In a recent article for GISCafe, Matt Sheehan asks the question, “GIS Has Changed, Have You?” It’s a great question to ponder. It’s often our antiquated thinking that holds us back from leveraging new technology to our advantage.
Over the last 5 years, we have seen dramatic changes in technology and the GIS industry as a whole. In the article, Mr. Sheehan talks about 4 ways to better use GIS which includes:
- From desktop GIS to cloud and mobile GIS.
- Super flexible web GIS applications.
- From map making to business problem solving.
- Access, awareness, analytics.
It is the last two strategies that I want to elaborate further on. You see, GIS is now being viewed by government and corporate leaders as a business intelligence tool. A tool that can solve common problems with efficiency. A tool that’s not just for the geospatial engineers anymore, but the business analyst and even the front line personnel. That is a far cry from GIS being used as a straight mapping tool. In fact, I would say that’s a paradigm shift which is accelerating the advancement of GIS in the minds of business and government leaders.

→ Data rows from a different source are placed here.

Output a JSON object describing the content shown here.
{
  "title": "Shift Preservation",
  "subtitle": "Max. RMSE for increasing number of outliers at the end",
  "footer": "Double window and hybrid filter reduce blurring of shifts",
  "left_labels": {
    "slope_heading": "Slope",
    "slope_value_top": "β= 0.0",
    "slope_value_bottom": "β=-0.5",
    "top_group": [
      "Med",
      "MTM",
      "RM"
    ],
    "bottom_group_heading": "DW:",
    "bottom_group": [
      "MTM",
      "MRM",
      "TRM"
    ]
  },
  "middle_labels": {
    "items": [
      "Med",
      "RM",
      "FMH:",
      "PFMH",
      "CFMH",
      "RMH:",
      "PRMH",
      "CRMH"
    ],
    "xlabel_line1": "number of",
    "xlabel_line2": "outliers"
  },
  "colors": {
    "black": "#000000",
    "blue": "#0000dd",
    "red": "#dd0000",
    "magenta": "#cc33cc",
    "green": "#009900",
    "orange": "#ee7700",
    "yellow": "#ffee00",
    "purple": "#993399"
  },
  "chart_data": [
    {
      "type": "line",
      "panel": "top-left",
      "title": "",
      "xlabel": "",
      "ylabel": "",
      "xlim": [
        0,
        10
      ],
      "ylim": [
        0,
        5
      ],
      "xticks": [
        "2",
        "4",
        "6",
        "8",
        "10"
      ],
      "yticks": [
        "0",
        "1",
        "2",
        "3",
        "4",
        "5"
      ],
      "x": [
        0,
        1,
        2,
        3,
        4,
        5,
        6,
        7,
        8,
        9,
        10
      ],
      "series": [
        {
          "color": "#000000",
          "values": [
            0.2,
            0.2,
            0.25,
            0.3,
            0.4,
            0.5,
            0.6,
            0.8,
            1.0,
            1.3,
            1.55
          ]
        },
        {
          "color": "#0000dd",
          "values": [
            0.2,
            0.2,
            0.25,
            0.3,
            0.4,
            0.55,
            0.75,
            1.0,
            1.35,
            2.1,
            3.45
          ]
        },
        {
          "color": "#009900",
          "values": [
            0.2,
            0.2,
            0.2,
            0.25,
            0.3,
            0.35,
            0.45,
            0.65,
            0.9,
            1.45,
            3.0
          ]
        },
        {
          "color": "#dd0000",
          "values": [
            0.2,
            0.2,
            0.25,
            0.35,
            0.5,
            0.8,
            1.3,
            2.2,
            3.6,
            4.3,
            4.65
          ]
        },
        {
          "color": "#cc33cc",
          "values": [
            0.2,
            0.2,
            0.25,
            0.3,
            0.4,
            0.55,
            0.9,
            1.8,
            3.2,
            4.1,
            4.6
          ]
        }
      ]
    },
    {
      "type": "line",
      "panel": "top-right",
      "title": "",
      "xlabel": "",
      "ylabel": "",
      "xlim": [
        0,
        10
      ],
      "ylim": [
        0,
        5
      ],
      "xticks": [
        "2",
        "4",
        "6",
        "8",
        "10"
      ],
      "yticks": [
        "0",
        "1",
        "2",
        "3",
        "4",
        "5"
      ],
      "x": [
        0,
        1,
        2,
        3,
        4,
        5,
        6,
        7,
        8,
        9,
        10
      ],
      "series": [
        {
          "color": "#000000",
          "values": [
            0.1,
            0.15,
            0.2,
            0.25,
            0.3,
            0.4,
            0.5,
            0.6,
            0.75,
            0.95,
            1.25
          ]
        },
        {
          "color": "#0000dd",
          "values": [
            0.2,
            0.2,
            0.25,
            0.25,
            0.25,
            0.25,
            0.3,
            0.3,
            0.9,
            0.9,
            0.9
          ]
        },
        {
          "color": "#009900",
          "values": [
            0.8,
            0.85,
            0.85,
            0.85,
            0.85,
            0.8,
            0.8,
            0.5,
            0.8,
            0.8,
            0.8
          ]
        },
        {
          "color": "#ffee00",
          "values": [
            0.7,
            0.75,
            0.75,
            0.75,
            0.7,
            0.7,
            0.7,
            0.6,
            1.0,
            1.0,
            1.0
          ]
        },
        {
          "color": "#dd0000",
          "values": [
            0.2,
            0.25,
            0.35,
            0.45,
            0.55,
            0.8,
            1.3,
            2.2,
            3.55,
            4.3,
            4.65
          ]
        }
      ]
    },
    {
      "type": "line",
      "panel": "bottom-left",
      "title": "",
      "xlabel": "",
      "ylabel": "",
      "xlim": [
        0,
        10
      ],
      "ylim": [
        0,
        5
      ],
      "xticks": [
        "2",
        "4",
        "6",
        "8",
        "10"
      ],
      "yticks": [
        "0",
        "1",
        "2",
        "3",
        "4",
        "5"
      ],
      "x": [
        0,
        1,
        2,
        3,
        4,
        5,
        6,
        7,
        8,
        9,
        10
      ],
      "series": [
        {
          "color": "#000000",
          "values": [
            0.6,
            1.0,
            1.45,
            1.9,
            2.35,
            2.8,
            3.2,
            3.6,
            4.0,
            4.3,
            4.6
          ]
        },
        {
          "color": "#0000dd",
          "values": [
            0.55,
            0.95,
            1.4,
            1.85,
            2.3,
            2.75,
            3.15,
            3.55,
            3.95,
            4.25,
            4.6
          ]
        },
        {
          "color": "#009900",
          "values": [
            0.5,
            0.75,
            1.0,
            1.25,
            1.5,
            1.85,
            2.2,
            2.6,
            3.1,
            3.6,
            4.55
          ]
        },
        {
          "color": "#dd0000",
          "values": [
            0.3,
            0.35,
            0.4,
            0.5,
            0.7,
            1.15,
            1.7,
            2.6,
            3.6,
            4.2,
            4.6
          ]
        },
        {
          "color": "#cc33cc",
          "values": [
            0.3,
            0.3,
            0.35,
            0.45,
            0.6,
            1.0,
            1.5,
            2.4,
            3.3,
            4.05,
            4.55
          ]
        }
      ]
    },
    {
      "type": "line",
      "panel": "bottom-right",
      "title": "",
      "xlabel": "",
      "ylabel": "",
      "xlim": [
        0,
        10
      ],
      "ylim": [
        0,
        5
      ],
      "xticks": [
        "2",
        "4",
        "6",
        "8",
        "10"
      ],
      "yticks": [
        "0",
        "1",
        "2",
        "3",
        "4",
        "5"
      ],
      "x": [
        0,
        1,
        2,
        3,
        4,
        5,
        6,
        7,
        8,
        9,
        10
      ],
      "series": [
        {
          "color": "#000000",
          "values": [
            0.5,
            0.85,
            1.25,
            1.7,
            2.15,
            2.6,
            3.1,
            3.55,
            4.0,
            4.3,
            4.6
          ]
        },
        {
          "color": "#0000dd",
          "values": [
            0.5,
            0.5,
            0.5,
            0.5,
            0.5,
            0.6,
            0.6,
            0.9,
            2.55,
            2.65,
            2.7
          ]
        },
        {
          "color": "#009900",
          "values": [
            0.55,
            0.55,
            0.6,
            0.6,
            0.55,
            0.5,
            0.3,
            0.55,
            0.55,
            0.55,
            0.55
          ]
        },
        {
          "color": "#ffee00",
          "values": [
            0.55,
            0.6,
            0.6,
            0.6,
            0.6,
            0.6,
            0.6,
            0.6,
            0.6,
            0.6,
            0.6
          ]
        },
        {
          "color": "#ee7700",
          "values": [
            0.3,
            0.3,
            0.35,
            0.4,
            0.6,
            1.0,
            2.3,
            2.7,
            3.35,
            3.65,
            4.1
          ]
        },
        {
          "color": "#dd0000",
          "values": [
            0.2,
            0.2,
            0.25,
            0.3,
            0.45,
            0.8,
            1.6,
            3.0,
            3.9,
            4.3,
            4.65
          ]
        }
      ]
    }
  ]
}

The question is: Has your thinking of GIS changed? Are you still trapped in the mapping paradigm? Analytics and other business intelligence tools are playing critical roles in the evolution of GIS technology. Here are a few ways to leverage technology to break out of your GIS rut:
Share, Share, Share: Cloud-based applications have made it easier than ever to visualize and share your findings. Freely share your results and you will reap the rewards by tapping into the minds of the masses. This action will cause more questions to be asked which will lead to deeper insight and understanding.
Experiment: Analytics within GIS data are designed to be tweaked and evolve. The process of creating analytics for your data can help you think through your reasoning and fine tune your processes. This in turn will lead to better results. Don’t be afraid to experiment with your data to find trends, see patterns and discover causes.
Ask Different Questions: Visually seeing your results can help you ask different questions, better questions. Questions that lead to deeper insight and discoveries. Don’t be afraid to question your results and look for deeper answers by asking different questions. Analysis of your data should evolve, never be content with your answer - never stop asking different questions.
Think Strategic: Step out of your project bubble and ask yourself, “What are the goals for my agency or department? How can I use my data more strategically? Who else could benefit from the data? and How can I use the data to achieve more agency goals?”
GIS is changing and evolving, why not change with it.